2.2 KiB
Loop Space
In this quest, we continue to formalise the problem statement.
The fundamental group of
S¹isℤ.
Intuitively,
the fundamental group of S¹ at base is
consists of loops based as base up to homotopy of paths.
In homotopy type theory,
we have a native description of loops based at base :
it is the space base ≡ base.
In general the loop space of a space A at a point a is defined as follows :
Ω : (A : Type) (a : A) → Type
Ω A a = a ≡ a
Clearly for each integer n : ℤ we have a path
that is 'loop around n times'.
Locate loop_times in 1FundamentalGroup/Quest1.agda
(note how agda treats underscores)
loop_times : ℤ → Ω S¹ base
loop n times = {!!}
Try casing on n, you should see
loop_times : ℤ → Ω S¹ base
loop pos n times = {!!}
loop negsuc n times = {!!}
It says to map out of ℤ it suffices to
map the non-negative integers (pos)
and the negative integers (negsuc).
data ℤ : Type where
pos : (n : ℕ) → ℤ
negsuc : (n : ℕ) → ℤ
This definition of ℤ uses the naturals, so try
casing on n again, you should see
loop_times : ℤ → Ω S¹ base
loop pos zero times = {!!}
loop pos (suc n) times = {!!}
loop negsuc n times = {!!}
It says to map out of ℕ it suffices to map zero and
map each succesive integer suc n inductively.

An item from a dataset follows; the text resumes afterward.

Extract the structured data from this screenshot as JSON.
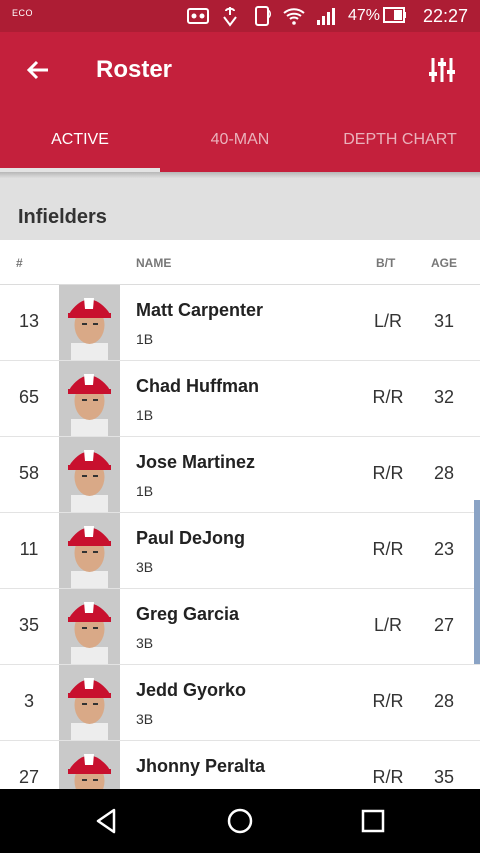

When we loop zero (pos zero) times what should we get?
Try filling it in.
For looping pos (suc n) times we loop n times and
loop once more.
For this we need composition of paths.
_∙_ : x ≡ y → y ≡ z → x ≡ z
Try typing _∙_ or ? ∙ ? in the hole (input /.)
and refining.
Checking the new holes you should see that now you need
to give two loops.
Try giving it 'loop n times' composed with loop.
Then try to also define the map on the negative integers.
You will need to invert paths using sym.
Looking up definitions
If you don't know the definition of something
you can look up the definition by sticking your cursor
on it and pressing M-SPC c d in insert mode
or SPC c d in evil mode.
You can use it to find out the definition of ℤ and ℕ.